Les Opilions


Pokhara, Nepal, ASIA

Le vendredi 24 juin 2072, 19:37 UTC


Le Domaine Agricole Biocontrôlé #23 s'étend largement dans la vallée, depuis les abords de la ville de Pokhara, dont les faubourgs désertés s'effilochent dans la campagne, et remonte, vers le nord, dans un luxuriant moutonnement vert, sur les pentes creusées par endroit de ravines et de torrents.
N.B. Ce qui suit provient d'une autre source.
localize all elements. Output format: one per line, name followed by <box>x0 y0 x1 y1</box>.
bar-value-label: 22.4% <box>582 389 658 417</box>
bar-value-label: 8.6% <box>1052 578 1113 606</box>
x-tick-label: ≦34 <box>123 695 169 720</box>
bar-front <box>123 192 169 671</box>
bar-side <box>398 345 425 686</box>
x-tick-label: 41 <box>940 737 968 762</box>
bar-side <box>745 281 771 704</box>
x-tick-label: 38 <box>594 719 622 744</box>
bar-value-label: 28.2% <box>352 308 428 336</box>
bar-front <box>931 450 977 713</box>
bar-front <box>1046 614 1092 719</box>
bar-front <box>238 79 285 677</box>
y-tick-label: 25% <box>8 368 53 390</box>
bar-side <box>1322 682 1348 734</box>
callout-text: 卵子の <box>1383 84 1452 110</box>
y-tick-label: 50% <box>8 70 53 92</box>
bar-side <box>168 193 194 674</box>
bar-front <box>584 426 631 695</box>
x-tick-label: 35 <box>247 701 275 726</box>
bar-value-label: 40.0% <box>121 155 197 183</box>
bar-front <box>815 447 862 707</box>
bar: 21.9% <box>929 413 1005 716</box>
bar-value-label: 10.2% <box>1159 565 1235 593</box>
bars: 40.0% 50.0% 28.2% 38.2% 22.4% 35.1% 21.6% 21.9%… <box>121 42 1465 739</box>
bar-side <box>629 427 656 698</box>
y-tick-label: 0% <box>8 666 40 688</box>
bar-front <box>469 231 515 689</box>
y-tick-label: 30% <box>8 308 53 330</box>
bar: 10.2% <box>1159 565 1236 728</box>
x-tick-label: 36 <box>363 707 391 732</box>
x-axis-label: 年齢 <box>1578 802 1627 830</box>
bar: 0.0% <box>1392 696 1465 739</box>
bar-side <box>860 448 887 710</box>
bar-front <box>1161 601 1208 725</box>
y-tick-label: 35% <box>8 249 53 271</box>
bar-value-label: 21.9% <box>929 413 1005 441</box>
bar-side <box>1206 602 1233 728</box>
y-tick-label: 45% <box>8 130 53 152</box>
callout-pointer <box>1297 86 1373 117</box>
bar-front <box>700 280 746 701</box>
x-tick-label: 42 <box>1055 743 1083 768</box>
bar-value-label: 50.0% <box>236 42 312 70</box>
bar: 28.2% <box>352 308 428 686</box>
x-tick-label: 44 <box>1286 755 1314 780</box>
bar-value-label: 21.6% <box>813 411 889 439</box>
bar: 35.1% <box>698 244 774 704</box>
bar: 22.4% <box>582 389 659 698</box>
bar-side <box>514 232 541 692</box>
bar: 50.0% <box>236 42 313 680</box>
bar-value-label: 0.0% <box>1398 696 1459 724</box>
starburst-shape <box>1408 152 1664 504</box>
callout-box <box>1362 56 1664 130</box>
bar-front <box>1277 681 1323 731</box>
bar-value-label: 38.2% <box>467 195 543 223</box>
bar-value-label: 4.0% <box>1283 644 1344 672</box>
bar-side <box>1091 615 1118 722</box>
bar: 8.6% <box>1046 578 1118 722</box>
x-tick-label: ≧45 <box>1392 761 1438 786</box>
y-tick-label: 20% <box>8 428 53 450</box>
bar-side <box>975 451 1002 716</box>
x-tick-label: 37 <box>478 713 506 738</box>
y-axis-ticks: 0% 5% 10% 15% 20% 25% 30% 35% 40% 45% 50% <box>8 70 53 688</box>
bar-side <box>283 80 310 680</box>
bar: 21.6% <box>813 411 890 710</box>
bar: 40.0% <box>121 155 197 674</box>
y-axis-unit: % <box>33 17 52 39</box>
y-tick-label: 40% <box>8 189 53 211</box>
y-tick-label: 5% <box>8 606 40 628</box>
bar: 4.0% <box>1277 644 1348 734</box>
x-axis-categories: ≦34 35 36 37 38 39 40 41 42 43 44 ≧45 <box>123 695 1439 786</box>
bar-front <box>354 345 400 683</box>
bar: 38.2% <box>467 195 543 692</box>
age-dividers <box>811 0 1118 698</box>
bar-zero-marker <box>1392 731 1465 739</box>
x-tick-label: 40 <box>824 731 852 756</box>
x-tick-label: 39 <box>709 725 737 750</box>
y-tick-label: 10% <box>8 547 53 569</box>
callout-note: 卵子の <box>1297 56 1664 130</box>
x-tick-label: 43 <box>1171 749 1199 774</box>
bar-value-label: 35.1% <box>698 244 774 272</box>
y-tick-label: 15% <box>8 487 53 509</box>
Comme de nombreuses villes de taille moyenne, Pokhara, seconde agglomération de ce qui avait été le Népal au début du siècle, a été presque totalement dépeuplée lors des chaotiques séquelles de la Guerre Globale de 2029. Les infrastructures à l'abandon se sont désagrégées en l'espace de quelques années seulement, et la nature sauvage a reconquis de larges espaces urbains qui s'étalaient dans la vallée blottie aux pieds de l'immense et majestueux massif de l'Himalaya.  

Depuis, dans ce qui avait jadis été le centre d'une ville grouillante et bigarrée, s'est reconstruit un des plus importants complexes technologiques de la planète, le DAB #23, spécialisé dans la recherche agronomique, les biotechnologies, l'ingénierie horticole.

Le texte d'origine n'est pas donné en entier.